I often find myself pondering on the little nuances of my practice. Those little subtleties that signal you to the next revelation or lead you onto another level of awareness.

My recent pondering takes me down both the reflexology and the acupuncture avenues and meets to bring another level or dimension to my understanding.

I have been using the Reflexology Lymph Drainage (RLD) technique a lot lately, and really focussing a lot of attention on this sequence; looking at the particular reflexes and how the areas of the body represented by these points actually function. One of the key points of the RLD sequence is the reflex point for the Subclavian Vein (SV). This point is on the dorsal of both feet and is situated exactly at the same acupoint Liver 3.

The SV is an important point for the RLD sequence, as this is where the lymphatic system, once finished cleaning and transporting lymph through the body, will return it back into the cardiovascular system i.e. the blood. This point gets used A LOT during the RLD sequence; after every sweep and general movement, we ask the body to deposit the lymph back to the cardiovascular system via the techniques of reflexology.
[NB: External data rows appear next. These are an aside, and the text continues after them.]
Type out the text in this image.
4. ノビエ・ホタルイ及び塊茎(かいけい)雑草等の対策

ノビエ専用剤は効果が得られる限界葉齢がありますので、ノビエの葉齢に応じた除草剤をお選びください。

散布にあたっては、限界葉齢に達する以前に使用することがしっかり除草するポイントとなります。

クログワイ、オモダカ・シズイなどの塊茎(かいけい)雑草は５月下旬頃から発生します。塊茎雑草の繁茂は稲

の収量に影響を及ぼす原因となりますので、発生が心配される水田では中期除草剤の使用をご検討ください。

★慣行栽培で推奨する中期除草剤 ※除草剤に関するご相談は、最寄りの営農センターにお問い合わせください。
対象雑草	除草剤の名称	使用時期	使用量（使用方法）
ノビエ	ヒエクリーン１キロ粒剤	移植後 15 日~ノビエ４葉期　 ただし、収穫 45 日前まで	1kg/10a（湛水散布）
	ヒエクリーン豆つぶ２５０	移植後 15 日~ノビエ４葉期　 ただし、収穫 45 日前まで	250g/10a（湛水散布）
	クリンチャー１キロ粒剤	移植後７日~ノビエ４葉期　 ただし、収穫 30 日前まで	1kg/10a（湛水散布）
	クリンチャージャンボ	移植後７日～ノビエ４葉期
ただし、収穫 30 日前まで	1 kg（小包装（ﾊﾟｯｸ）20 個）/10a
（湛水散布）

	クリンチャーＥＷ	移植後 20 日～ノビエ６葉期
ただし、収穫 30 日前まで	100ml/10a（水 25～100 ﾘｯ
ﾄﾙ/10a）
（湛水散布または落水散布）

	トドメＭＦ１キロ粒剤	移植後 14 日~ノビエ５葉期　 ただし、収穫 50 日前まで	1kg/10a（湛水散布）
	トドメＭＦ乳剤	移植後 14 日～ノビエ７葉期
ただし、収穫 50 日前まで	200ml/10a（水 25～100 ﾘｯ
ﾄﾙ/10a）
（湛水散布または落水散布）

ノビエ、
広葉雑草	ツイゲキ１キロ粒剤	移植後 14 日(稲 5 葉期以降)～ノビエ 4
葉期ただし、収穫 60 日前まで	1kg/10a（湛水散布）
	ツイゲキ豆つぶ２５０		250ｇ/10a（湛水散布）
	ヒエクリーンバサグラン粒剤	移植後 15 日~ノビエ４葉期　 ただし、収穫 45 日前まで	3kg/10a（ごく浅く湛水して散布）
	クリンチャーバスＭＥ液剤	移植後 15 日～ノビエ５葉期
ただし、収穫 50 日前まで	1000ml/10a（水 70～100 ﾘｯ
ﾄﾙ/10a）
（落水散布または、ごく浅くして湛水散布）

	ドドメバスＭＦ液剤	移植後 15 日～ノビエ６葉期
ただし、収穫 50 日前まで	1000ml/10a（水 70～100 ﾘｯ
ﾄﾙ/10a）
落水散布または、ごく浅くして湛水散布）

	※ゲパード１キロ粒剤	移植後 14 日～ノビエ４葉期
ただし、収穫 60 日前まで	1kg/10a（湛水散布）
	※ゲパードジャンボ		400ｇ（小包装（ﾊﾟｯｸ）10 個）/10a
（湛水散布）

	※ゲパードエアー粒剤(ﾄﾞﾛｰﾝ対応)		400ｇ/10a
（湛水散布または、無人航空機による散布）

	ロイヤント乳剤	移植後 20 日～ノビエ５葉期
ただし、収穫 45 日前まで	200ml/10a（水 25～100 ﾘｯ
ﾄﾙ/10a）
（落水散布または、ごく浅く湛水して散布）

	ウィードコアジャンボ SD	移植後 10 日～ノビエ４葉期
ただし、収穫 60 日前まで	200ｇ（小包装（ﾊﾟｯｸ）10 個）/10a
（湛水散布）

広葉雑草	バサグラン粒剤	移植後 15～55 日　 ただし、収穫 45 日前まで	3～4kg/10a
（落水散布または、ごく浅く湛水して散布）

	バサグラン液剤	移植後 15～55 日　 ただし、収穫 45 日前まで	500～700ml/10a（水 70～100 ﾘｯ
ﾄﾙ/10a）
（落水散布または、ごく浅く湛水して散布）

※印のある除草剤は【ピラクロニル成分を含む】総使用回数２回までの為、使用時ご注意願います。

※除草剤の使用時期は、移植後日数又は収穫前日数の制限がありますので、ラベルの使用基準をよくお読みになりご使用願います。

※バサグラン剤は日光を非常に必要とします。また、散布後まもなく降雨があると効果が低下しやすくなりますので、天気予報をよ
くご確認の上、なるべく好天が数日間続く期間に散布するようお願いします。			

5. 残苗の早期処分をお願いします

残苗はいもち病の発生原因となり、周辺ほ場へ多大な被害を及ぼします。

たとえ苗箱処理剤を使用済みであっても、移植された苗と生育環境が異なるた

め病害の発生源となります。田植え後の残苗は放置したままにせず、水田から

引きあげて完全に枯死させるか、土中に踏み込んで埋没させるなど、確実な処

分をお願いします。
It is gently stimulated a minimum of 18 times on each foot, plus additional linking at the end.

From an acupuncture point of view, this point is known as Liver 3. The energy of the Liver is to govern “spreading and draining”. By this we mean that it is responsible for maintaining the free flow of Qi (energy). Liver Qi can be restricted emotionally by anger, and physically by damp-heat. “When Liver Qi stagnates, it gives rise to sensations of pressure, distention and pain”. So these are the same symptoms that we are addressing in the RLD sequence; pressure and distention from oedema, and subsequent pain that this causes. Oedema is a “damp” symptom; fluid starts to stagnate and that is what is known as “damp”. If it stagnates for long enough it can start to warm up which is known as “damp-heat”.

On each acupuncture meridian, there is a principal or “source” point which is known as the most powerful point of that particular channel. Liver 3 is the source point for the Liver channel and it is the main point we would chose to promote free-flowing Qi. In addition, this point (or points if we are thinking bilaterally) combined with Large Intestine 4 (Li4) on the hands, make up the “four gates” which are used for the relief of pain. What is interesting to me is that Li4 is the exact same point we would use for the SV in RLD on the hands!

We might ask what this all means? It just consolidates for me that what we do from either angle, whether its from a western medical viewpoint or whether it is from a Traditional Chinese Medicine viewpoint, it all slots together. The two approaches fit neatly together side by side. They both make sense.